Seit Anfang des Jahres geht der Gesetzentwurf hin und her - das Parlament stimmt zu, der Präsident der Republik lehnt ab und der Gesetzentwurf geht zur erneuten Beratung zurück ins Parlament. Nun muss das Parlament erneut eine Debatte zur Änderung des Strafgesetzbuches ansetzen, um Sterbehilfe in bestimmten Situationen zu ermöglichen.

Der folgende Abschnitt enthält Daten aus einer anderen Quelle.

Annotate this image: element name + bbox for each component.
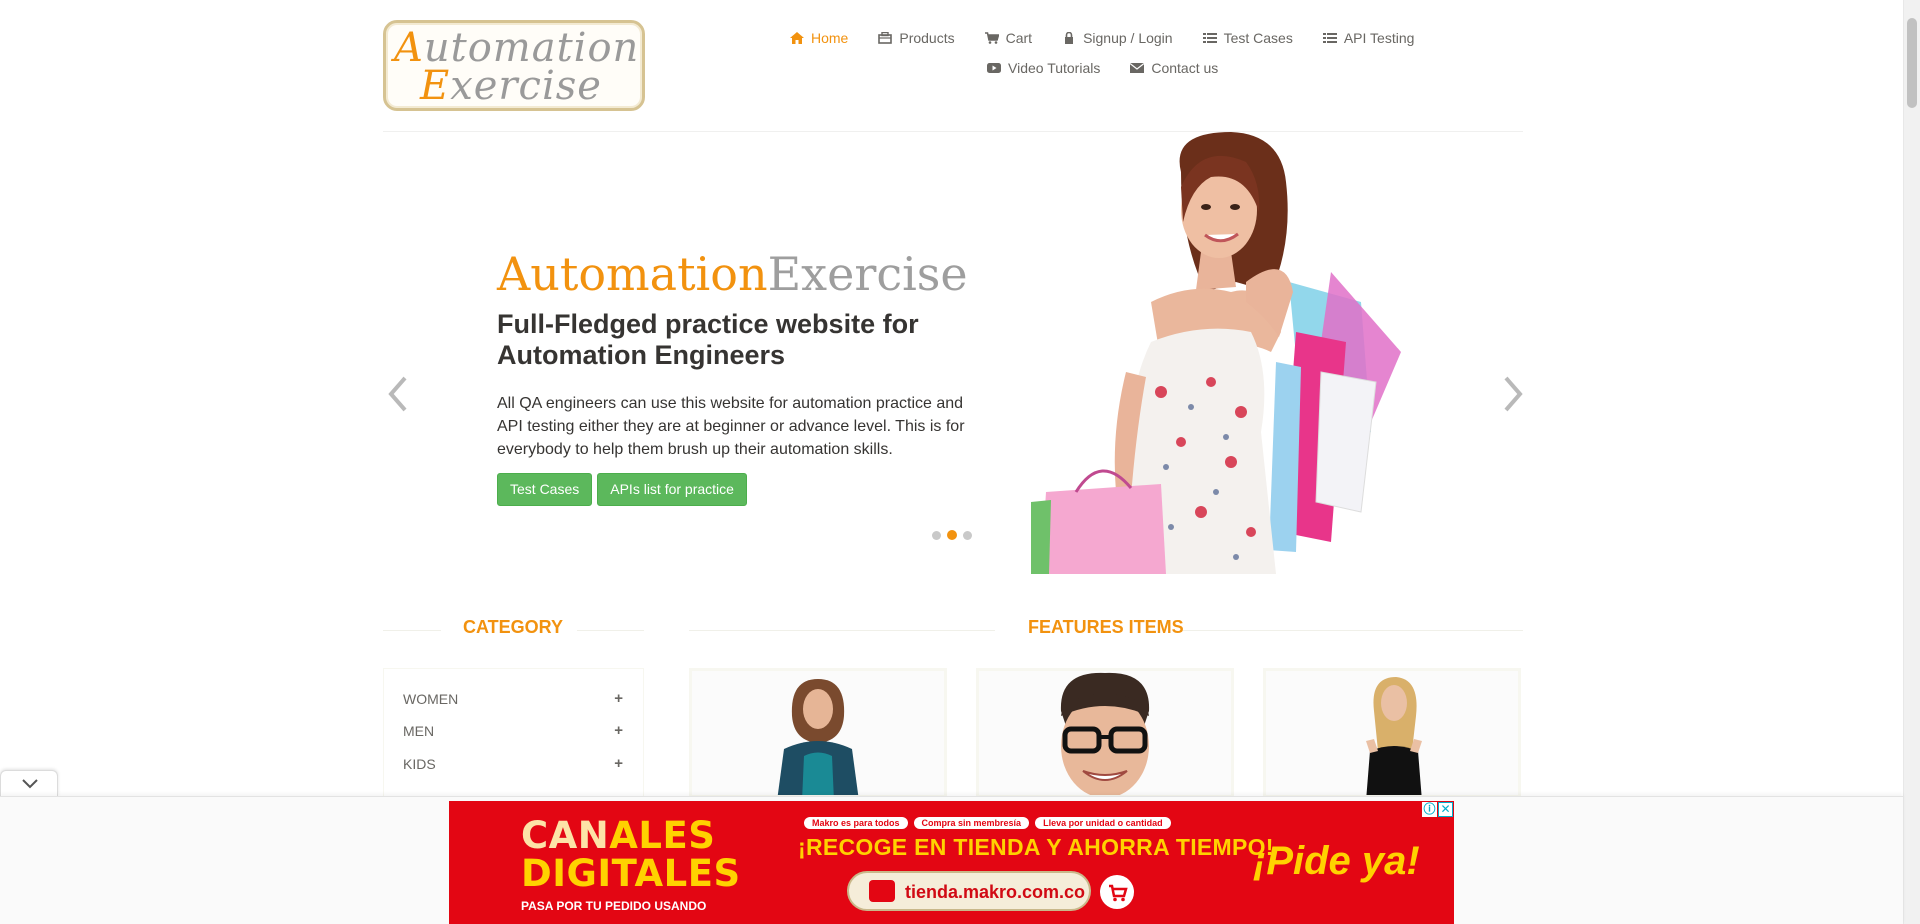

Am 29. November veröffentlichte Marcelo Rebelo de Sousa auf der Website der Präsidentschaft der Republik die Gründe für die zweite Ablehnung. Ihm zufolge gab es Änderungen "zwischen der ersten Fassung des Gesetzentwurfs und der aktuellen Version, die einer erheblichen Veränderung der Gewichtung der Werte Leben und Selbstbestimmung im Kontext der portugiesischen Gesellschaft entsprechen", heißt es in der Mitteilung.

Das ist im portugiesischen politischen System möglich, denn wenn das Parlament einen Gesetzentwurf verabschiedet, muss der Präsident zustimmen. Andernfalls kann er sie nach seinen eigenen Vorstellungen ablehnen oder das Verfassungsgericht anrufen, wenn er der Meinung ist, dass die Vorlage nicht mit dem portugiesischen Grundgesetz übereinstimmt - so hat er es beim letzten Mal gemacht.

Vor acht Monaten, am 15. März, lehnte Marcelo Rebelo de Sousa den vorangegangenen Gesetzentwurf zu diesem Thema ab, nachdem das Verfassungsgericht erklärt hatte, dass das Parlament den Artikel Nr. 2 wegen "unzureichender normativer Dichte" ändern müsse.

Der Antrag auf Überprüfung der Verfassungsmäßigkeit des Gesetzentwurfs war im Februar gestellt worden, wobei der Präsident argumentierte, dass die im vorherigen Gesetzentwurf verwendeten Begriffe "unerträgliches Leiden" und "nach wissenschaftlichem Konsens extrem schwerwiegende Schäden" "höchst unbestimmt" seien. Der Verfassungsgerichtshof stimmte dem zweiten Punkt zu, so dass das Parlament gezwungen war, den Gesetzentwurf zu ändern.

Unter Berücksichtigung der Entscheidung des Verfassungsgerichts änderte das Parlament einige dieser Punkte und verabschiedete am 5. November eine neue Fassung.

Nach Angaben des Präsidenten ändert der letzte Gesetzesentwurf, der vom Parlament erneut angenommen wurde, nicht nur die vom Verfassungsgericht geforderten Punkte, sondern nutzt auch die Gelegenheit, das Erfordernis einer tödlichen Krankheit zurückzunehmen und damit die Euthanasie auf Fälle schwerer oder unheilbarer Krankheiten auszuweiten. Diese Lösung wurde von Marcelo Rebelo de Sousa als drastisch und radikal bezeichnet.

Wenn das Parlament den Gesetzentwurf, der Sterbehilfe für Patienten innerhalb dieses neuen Rechtsrahmens ohne das Erfordernis des Todes zulässt, erneut billigt, "weicht es von dem Verständnis von Ländern wie Kolumbien, Kanada und einigen Staaten der USA ab", so Marcelo. Andererseits nähert es sich dem Standpunkt einiger europäischer Länder an, in denen die Sterbehilfe bereits erlaubt ist - Niederlande, Luxemburg und Belgien.

Alles in allem wird Portugal auf ein endgültiges Ergebnis bis zum nächsten Jahr warten müssen. Die Parlamentswahlen sind für den 30. Januar angesetzt, und erst danach wird sich das Parlament erneut mit der Frage befassen können.